Learn how to require authentication when enrolling devices

What is Require Authentication?

Require Authentication is an enrollment setting that allows administrators to force user authentication through an identity provider (IdP) before proceeding with device enrollment. Administrators can match the authenticated IdP user to a user in their IdP and assign the matched user to the device record automatically.

How Require Authentication Works

After configuring a Single Sign-On (SSO) connection in Kandji and assigning it to an Automated Device Enrollment Library Item or Blueprint on the Enrollment page, users will need to authenticate through an IdP in order to enroll their devices with Kandji.
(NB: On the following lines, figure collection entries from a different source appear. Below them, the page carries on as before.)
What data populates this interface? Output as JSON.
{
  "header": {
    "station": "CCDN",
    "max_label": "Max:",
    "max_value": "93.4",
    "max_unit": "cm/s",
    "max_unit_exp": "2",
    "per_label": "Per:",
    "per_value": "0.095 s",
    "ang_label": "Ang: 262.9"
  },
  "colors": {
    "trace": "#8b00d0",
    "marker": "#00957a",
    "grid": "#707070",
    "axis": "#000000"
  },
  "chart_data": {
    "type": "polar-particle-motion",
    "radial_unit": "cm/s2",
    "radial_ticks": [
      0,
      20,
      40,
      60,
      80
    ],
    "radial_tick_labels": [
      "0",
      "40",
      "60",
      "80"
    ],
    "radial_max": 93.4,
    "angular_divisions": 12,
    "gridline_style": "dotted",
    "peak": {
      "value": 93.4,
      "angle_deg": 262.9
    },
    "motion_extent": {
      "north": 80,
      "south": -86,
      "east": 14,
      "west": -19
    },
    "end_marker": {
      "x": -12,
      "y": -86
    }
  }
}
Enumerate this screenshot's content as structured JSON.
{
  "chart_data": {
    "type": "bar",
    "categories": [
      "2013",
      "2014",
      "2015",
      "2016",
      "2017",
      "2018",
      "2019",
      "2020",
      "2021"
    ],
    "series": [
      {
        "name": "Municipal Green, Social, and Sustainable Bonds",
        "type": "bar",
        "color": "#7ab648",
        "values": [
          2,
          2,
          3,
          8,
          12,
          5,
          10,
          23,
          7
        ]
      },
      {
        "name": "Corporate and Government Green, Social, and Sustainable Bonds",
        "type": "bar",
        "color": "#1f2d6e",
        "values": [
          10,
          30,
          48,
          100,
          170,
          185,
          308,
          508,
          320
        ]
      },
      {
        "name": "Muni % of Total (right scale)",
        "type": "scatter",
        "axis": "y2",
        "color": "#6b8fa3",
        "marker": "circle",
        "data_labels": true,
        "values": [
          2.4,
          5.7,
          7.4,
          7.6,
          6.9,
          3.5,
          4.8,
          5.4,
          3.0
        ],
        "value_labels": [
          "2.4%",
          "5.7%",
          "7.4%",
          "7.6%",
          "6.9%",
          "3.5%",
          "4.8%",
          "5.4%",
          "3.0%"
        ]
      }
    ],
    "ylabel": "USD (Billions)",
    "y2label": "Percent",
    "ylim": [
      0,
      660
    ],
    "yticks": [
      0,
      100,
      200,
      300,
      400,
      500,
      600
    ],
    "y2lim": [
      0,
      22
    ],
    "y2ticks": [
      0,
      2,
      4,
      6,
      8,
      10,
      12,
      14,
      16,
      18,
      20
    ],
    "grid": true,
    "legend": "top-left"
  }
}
Kandji admins can opt to automatically assign users to device records based on email matches.

For Automated Device Enrollment configurations that require authentication, admins can prefill and lock account details during setup.

Prerequisites

Configuring Require Authentication with Automated Device Enrollment

  1. Navigate to Library in the left-hand navigation bar.
  2. Click Add New on the top-right, and choose Accessory & Storage Access.
  3. Click Add & Configure.
  4. Give the new Automated Device Enrollment Library Item a Name
  5. Assign to your desired Assignment Maps or Classic Blueprints.
  6. Check the box for Require Authentication.
  7. Select an SSO Connection.
  8. Optionally, Assign user to device record
    • Enabling this option will attempt to match the user authenticated by the identity provider to a user that exists in your user directory integration(s). If the authenticated IdP user's email address matches the email address in your integrated directory, the user will be assigned to the device.
  9. To prepopulate your user's initial account information to match your IdP, select Prefill primary account details.
  10. To ensure that your user cannot change their initial account information, select Lock primary account details.
  11. Configure the rest of your Automated Device Enrollment Library Item as desired, and click Save.
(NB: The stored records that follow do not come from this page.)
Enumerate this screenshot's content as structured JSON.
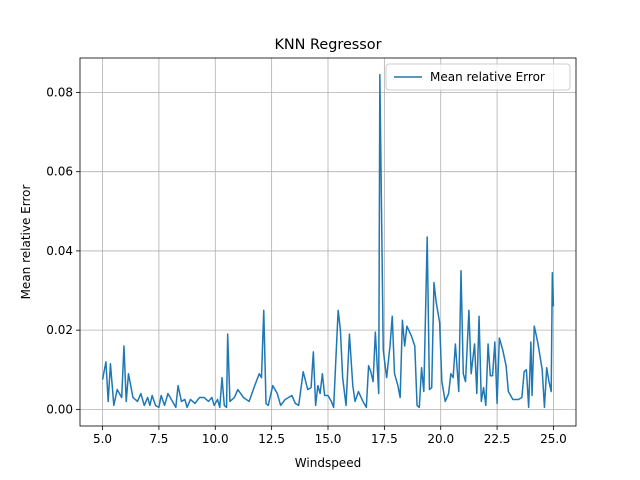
{
  "chart_data": {
    "type": "line",
    "title": "KNN Regressor",
    "x_label": "Windspeed",
    "y_label": "Mean relative Error",
    "x": [
      5.0,
      5.15,
      5.25,
      5.35,
      5.5,
      5.65,
      5.85,
      5.95,
      6.05,
      6.15,
      6.35,
      6.55,
      6.7,
      6.85,
      7.0,
      7.1,
      7.2,
      7.35,
      7.5,
      7.6,
      7.75,
      7.9,
      8.1,
      8.25,
      8.35,
      8.5,
      8.65,
      8.75,
      8.9,
      9.1,
      9.3,
      9.5,
      9.7,
      9.85,
      9.95,
      10.1,
      10.2,
      10.3,
      10.4,
      10.5,
      10.55,
      10.65,
      10.85,
      11.0,
      11.25,
      11.5,
      11.75,
      11.95,
      12.05,
      12.15,
      12.25,
      12.35,
      12.55,
      12.75,
      12.9,
      13.1,
      13.4,
      13.55,
      13.7,
      13.9,
      14.1,
      14.25,
      14.35,
      14.45,
      14.55,
      14.65,
      14.75,
      14.85,
      15.0,
      15.15,
      15.25,
      15.45,
      15.55,
      15.65,
      15.8,
      15.95,
      16.1,
      16.2,
      16.35,
      16.55,
      16.7,
      16.8,
      16.9,
      17.0,
      17.1,
      17.25,
      17.3,
      17.45,
      17.6,
      17.75,
      17.85,
      17.95,
      18.1,
      18.2,
      18.3,
      18.4,
      18.5,
      18.7,
      18.85,
      18.95,
      19.05,
      19.15,
      19.25,
      19.4,
      19.5,
      19.6,
      19.7,
      19.8,
      19.95,
      20.05,
      20.2,
      20.35,
      20.45,
      20.55,
      20.65,
      20.8,
      20.9,
      21.0,
      21.1,
      21.25,
      21.35,
      21.5,
      21.6,
      21.7,
      21.8,
      21.9,
      22.0,
      22.1,
      22.2,
      22.3,
      22.4,
      22.5,
      22.6,
      22.75,
      22.9,
      23.0,
      23.2,
      23.45,
      23.6,
      23.7,
      23.8,
      23.9,
      24.0,
      24.05,
      24.15,
      24.3,
      24.5,
      24.6,
      24.7,
      24.8,
      24.9,
      24.95,
      25.0
    ],
    "series": [
      {
        "name": "Mean relative Error",
        "color": "#1f77b4",
        "values": [
          0.0075,
          0.012,
          0.002,
          0.0115,
          0.001,
          0.005,
          0.003,
          0.016,
          0.002,
          0.009,
          0.003,
          0.002,
          0.004,
          0.001,
          0.003,
          0.001,
          0.0035,
          0.001,
          0.0005,
          0.0035,
          0.001,
          0.004,
          0.002,
          0.0005,
          0.006,
          0.002,
          0.0025,
          0.0005,
          0.0025,
          0.0015,
          0.003,
          0.003,
          0.002,
          0.003,
          0.001,
          0.0025,
          0.0005,
          0.008,
          0.001,
          0.0005,
          0.019,
          0.002,
          0.003,
          0.005,
          0.003,
          0.002,
          0.006,
          0.009,
          0.008,
          0.025,
          0.0015,
          0.001,
          0.006,
          0.004,
          0.001,
          0.0025,
          0.0035,
          0.0015,
          0.001,
          0.0095,
          0.005,
          0.0055,
          0.0145,
          0.001,
          0.006,
          0.004,
          0.009,
          0.0035,
          0.0035,
          0.002,
          0.0005,
          0.025,
          0.02,
          0.008,
          0.001,
          0.019,
          0.006,
          0.002,
          0.0045,
          0.002,
          0.0005,
          0.011,
          0.0095,
          0.007,
          0.0195,
          0.004,
          0.0845,
          0.015,
          0.008,
          0.016,
          0.0235,
          0.009,
          0.006,
          0.003,
          0.0225,
          0.016,
          0.021,
          0.0185,
          0.016,
          0.001,
          0.0005,
          0.0105,
          0.0045,
          0.0435,
          0.005,
          0.0055,
          0.032,
          0.027,
          0.022,
          0.007,
          0.002,
          0.004,
          0.009,
          0.008,
          0.0165,
          0.0045,
          0.035,
          0.009,
          0.007,
          0.025,
          0.009,
          0.0165,
          0.004,
          0.0235,
          0.002,
          0.0055,
          0.001,
          0.0165,
          0.0085,
          0.0085,
          0.017,
          0.0015,
          0.018,
          0.015,
          0.011,
          0.0045,
          0.0025,
          0.0025,
          0.003,
          0.0095,
          0.01,
          0.0005,
          0.017,
          0.0035,
          0.021,
          0.017,
          0.01,
          0.0005,
          0.0105,
          0.007,
          0.0045,
          0.0345,
          0.026
        ]
      }
    ],
    "xlim": [
      4,
      26
    ],
    "xticks": [
      {
        "value": 5,
        "label": "5.0"
      },
      7.5,
      {
        "value": 10,
        "label": "10.0"
      },
      12.5,
      {
        "value": 15,
        "label": "15.0"
      },
      17.5,
      {
        "value": 20,
        "label": "20.0"
      },
      22.5,
      {
        "value": 25,
        "label": "25.0"
      }
    ],
    "ylim": [
      -0.0042,
      0.0887
    ],
    "yticks": [
      {
        "value": 0,
        "label": "0.00"
      },
      0.02,
      0.04,
      0.06,
      0.08
    ],
    "grid": true,
    "legend": "upper-right"
  }
}
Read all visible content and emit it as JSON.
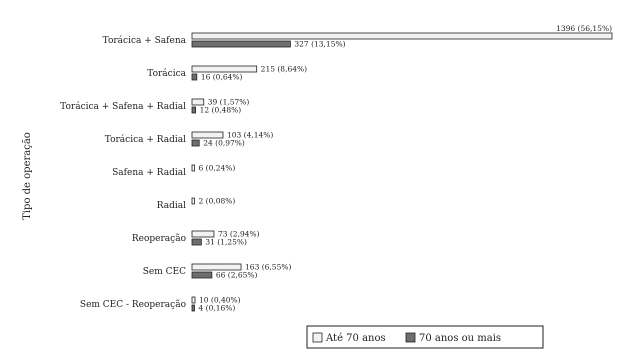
{
  "chart_data": {
    "type": "bar",
    "orientation": "horizontal",
    "title": "",
    "xlabel": "",
    "ylabel": "Tipo de operação",
    "categories": [
      "Torácica + Safena",
      "Torácica",
      "Torácica + Safena + Radial",
      "Torácica + Radial",
      "Safena + Radial",
      "Radial",
      "Reoperação",
      "Sem CEC",
      "Sem CEC - Reoperação"
    ],
    "series": [
      {
        "name": "Até 70 anos",
        "color": "#f2f2f2",
        "values": [
          1396,
          215,
          39,
          103,
          6,
          2,
          73,
          163,
          10
        ],
        "labels": [
          "1396 (56,15%)",
          "215 (8,64%)",
          "39 (1,57%)",
          "103 (4,14%)",
          "6 (0,24%)",
          "2 (0,08%)",
          "73 (2,94%)",
          "163 (6,55%)",
          "10 (0,40%)"
        ]
      },
      {
        "name": "70 anos ou mais",
        "color": "#6e6e6e",
        "values": [
          327,
          16,
          12,
          24,
          0,
          0,
          31,
          66,
          4
        ],
        "labels": [
          "327 (13,15%)",
          "16 (0,64%)",
          "12 (0,48%)",
          "24 (0,97%)",
          "",
          "",
          "31 (1,25%)",
          "66 (2,65%)",
          "4 (0,16%)"
        ]
      }
    ],
    "xlim": [
      0,
      1396
    ],
    "grid": false,
    "legend_position": "bottom-right"
  }
}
Configuring Require Authentication with Manual Enrollment

  1. Select Enrollment in the navigation bar.
  2. Navigate to the Manual Enrollment tab.
  3. Scroll down to your desired Blueprint and check the box for Require Authentication.
  4. If desired, check the box to Assign user to device record.
    • Enabling this option will attempt to match the user authenticated by the identity provider to a user that exists in your user directory integration(s). If the authenticated IdP user's email address matches the email address in your integrated directory, the user will be assigned to the device.

Considerations

  • If you are also deploying Passport, you must deselect the Prefill initial account creation details and Lock prefilled account creation details options. Using the prefill and lock settings while skipping account creation, as recommended with Passport, will cause account creation conflict and result in a Setup Assistant error that requires the Mac to be erased.
  • If requiring authentication and using Google Workspace as your identity provider, the Single Sign-On entry must be created using Custom SAML, as the built-in Google Workspace integration will result in a 403 error upon enrollment.
  • An SSO connection does not need to be Active in Settings > Access to Require Authentication within Automated Device Enrollment or Manual Enrollment. A connection should only be Active in settings if you want to authenticate Kandji administrators to the web app with that connection.
  • The selected authentication connection is the SSO connection used to authenticate the user. Any user assigned to the "Application" within the Identity Provider can complete the enrollment.
  • You can use the same connection (generally referred to as an application within the identity provider) that you use for your Kandji Team Members to authenticate into your Kandji tenant or configure an entirely new connection/application within Kandji and your identity provider specifically for device enrollment. 
  • If you elect to use the same connection/application, please note that your end users may see the Kandji application within your identity provider's application catalog. Assigning users to the application will not grant them administrative rights in Kandji.